Riprendersi la responsabilità
Il punto è smettere di aspettarsi che la tecnologia risolva tutto senza sforzo da parte nostra. Serve riabituarsi a “fare fatica”, come insegnerebbero gli stoici. Manager, imprenditori e professionisti devono tornare a considerare la competenza come qualcosa che si allena — esattamente come si fa con i muscoli. Questo vuol dire non affidare le decisioni chiave solo all’AI, ma porsi, ogni volta, la domanda fondamentale: ho capito davvero cosa succede dietro? Ho ancora la capacità di verificare?
Per le aziende, la tentazione del risparmio immediato va bilanciata con la consapevolezza che la responsabilità non si esternalizza mai completamente: se tagli l’ultimo livello di controllo umano, accetti implicitamente che l’errore finale non sia dell’AI, ma tuo. Per chi lavora — junior o senior che sia — la lezione è altrettanto chiara: non delegare tutto e non credere a chi dice that “basta chiedere gentilmente alla macchina”. Lavorare davvero con l’AI richiede più fatica di prima, non meno: imparare, controllare, dubitare, correggersi continuamente.

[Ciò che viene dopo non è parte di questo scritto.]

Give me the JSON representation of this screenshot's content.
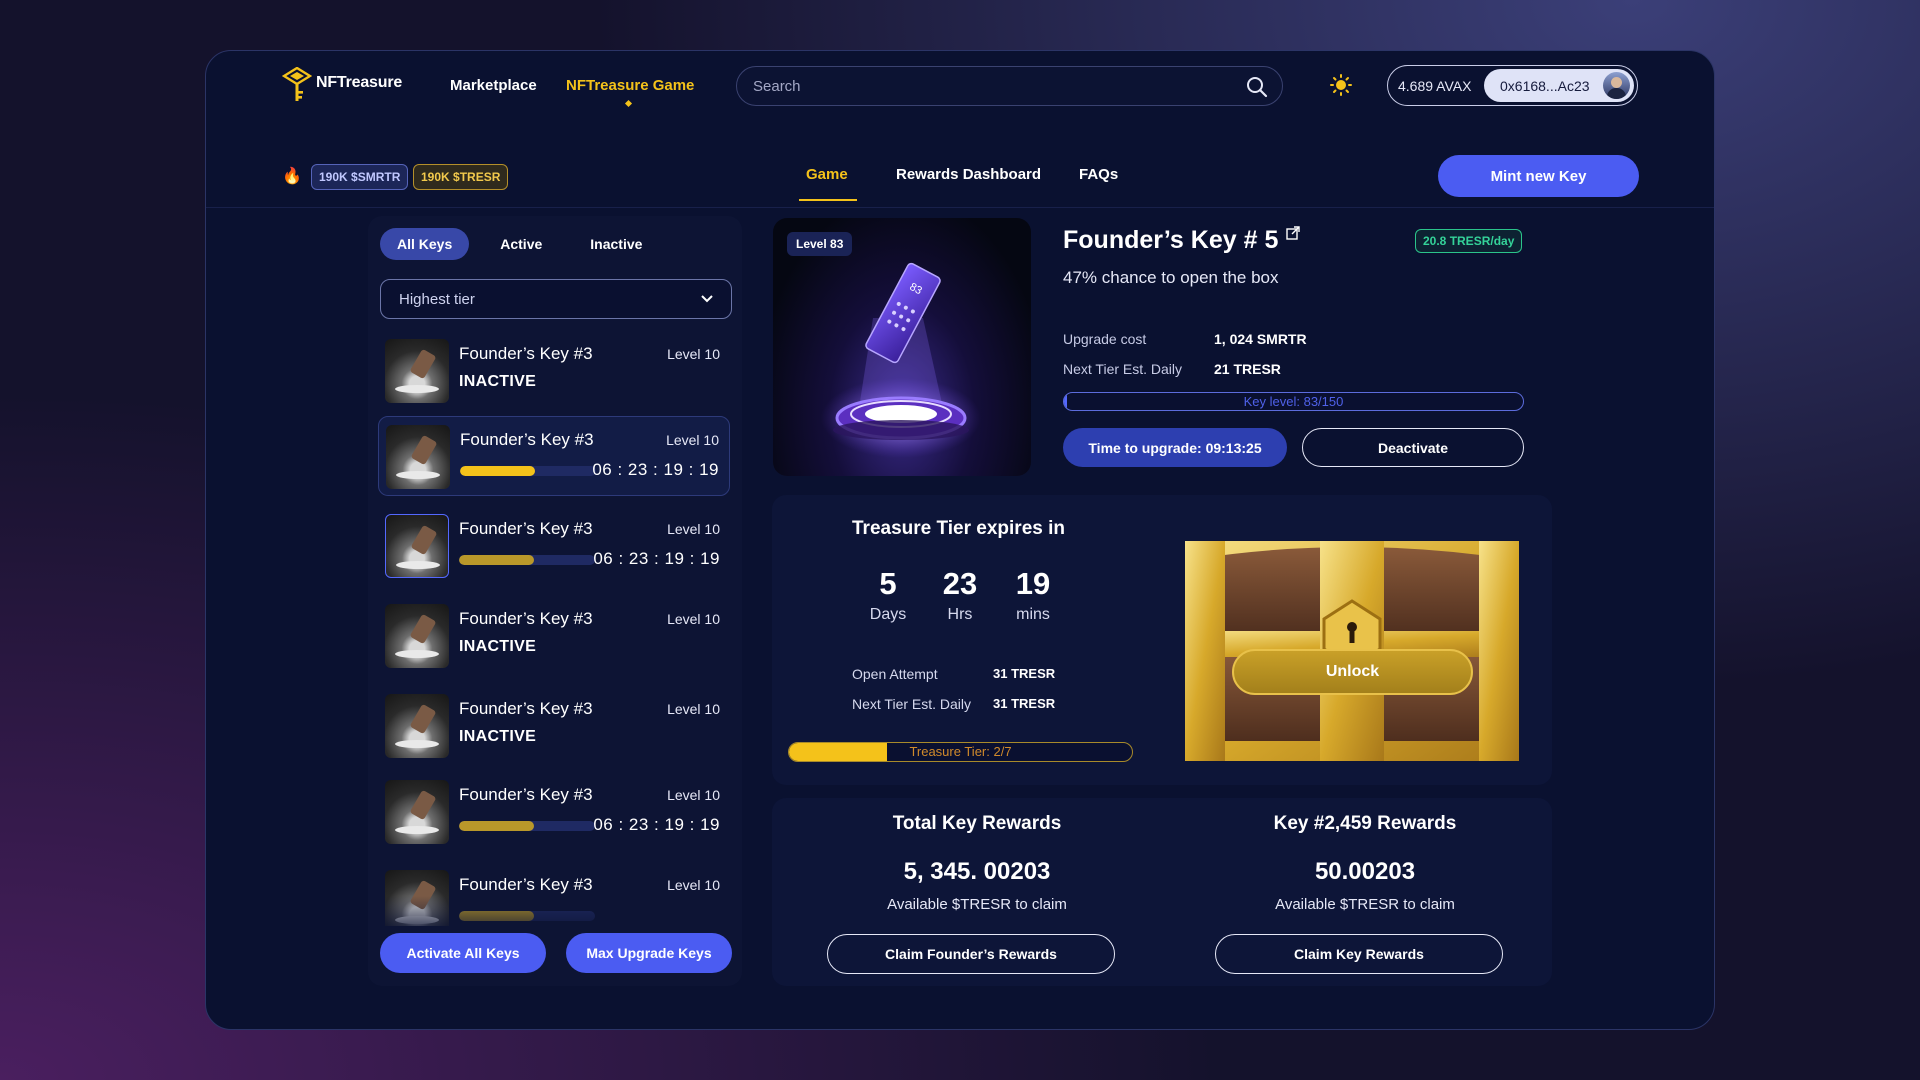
{
  "header": {
    "logo_text": "NFTreasure",
    "nav": [
      {
        "label": "Marketplace"
      },
      {
        "label": "NFTreasure Game"
      }
    ],
    "search_placeholder": "Search",
    "wallet_balance": "4.689 AVAX",
    "wallet_address": "0x6168...Ac23"
  },
  "subbar": {
    "tokens": [
      {
        "label": "190K $SMRTR"
      },
      {
        "label": "190K $TRESR"
      }
    ],
    "tabs": [
      {
        "label": "Game"
      },
      {
        "label": "Rewards Dashboard"
      },
      {
        "label": "FAQs"
      }
    ],
    "mint_label": "Mint new Key"
  },
  "keys_panel": {
    "filters": [
      {
        "label": "All Keys"
      },
      {
        "label": "Active"
      },
      {
        "label": "Inactive"
      }
    ],
    "sort_selected": "Highest tier",
    "keys": [
      {
        "name": "Founder’s Key #3",
        "level": "Level 10",
        "status": "INACTIVE",
        "timer": "",
        "progress": 0
      },
      {
        "name": "Founder’s Key #3",
        "level": "Level 10",
        "status": "",
        "timer": "06 : 23 : 19 : 19",
        "progress": 0.55
      },
      {
        "name": "Founder’s Key #3",
        "level": "Level 10",
        "status": "",
        "timer": "06 : 23 : 19 : 19",
        "progress": 0.55
      },
      {
        "name": "Founder’s Key #3",
        "level": "Level 10",
        "status": "INACTIVE",
        "timer": "",
        "progress": 0
      },
      {
        "name": "Founder’s Key #3",
        "level": "Level 10",
        "status": "INACTIVE",
        "timer": "",
        "progress": 0
      },
      {
        "name": "Founder’s Key #3",
        "level": "Level 10",
        "status": "",
        "timer": "06 : 23 : 19 : 19",
        "progress": 0.55
      },
      {
        "name": "Founder’s Key #3",
        "level": "Level 10",
        "status": "",
        "timer": "",
        "progress": 0.55
      }
    ],
    "activate_all_label": "Activate All Keys",
    "max_upgrade_label": "Max Upgrade Keys"
  },
  "key_detail": {
    "level_badge": "Level 83",
    "name": "Founder’s Key # 5",
    "rate": "20.8 TRESR/day",
    "chance": "47% chance to open the box",
    "upgrade_cost_label": "Upgrade cost",
    "upgrade_cost_value": "1, 024 SMRTR",
    "next_tier_label": "Next Tier Est. Daily",
    "next_tier_value": "21 TRESR",
    "key_level_text": "Key level: 83/150",
    "key_level_progress": 0.0,
    "upgrade_timer_label": "Time to upgrade: 09:13:25",
    "deactivate_label": "Deactivate"
  },
  "treasure": {
    "title": "Treasure Tier expires in",
    "countdown": [
      {
        "value": "5",
        "unit": "Days"
      },
      {
        "value": "23",
        "unit": "Hrs"
      },
      {
        "value": "19",
        "unit": "mins"
      }
    ],
    "open_attempt_label": "Open Attempt",
    "open_attempt_value": "31 TRESR",
    "next_tier_label": "Next Tier Est. Daily",
    "next_tier_value": "31 TRESR",
    "tier_text": "Treasure Tier:  2/7",
    "tier_progress": 0.2857,
    "unlock_label": "Unlock"
  },
  "rewards": {
    "total": {
      "title": "Total Key Rewards",
      "value": "5, 345. 00203",
      "sub": "Available $TRESR to claim",
      "button": "Claim Founder’s Rewards"
    },
    "key": {
      "title": "Key #2,459 Rewards",
      "value": "50.00203",
      "sub": "Available $TRESR to claim",
      "button": "Claim Key Rewards"
    }
  },
  "colors": {
    "accent_blue": "#4b5cf2",
    "accent_gold": "#f4c21a",
    "success_green": "#34d399",
    "background": "#0a1130"
  }
}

Serve stoicismo, non solo strumenti sempre più sofisticati. E chi lo comprende oggi, domani sarà ancora davvero utile nel proprio lavoro… e molto più difficile da sostituire, sia dalle macchine che dai colleghi che si sono arresi alla delega totale. Perché la vera rivoluzione dell’intelligenza artificiale non sarà sostituire gli umani, ma separare definitivamente chi sa usarla con disciplina da chi ne diventa schiavo inconsapevole.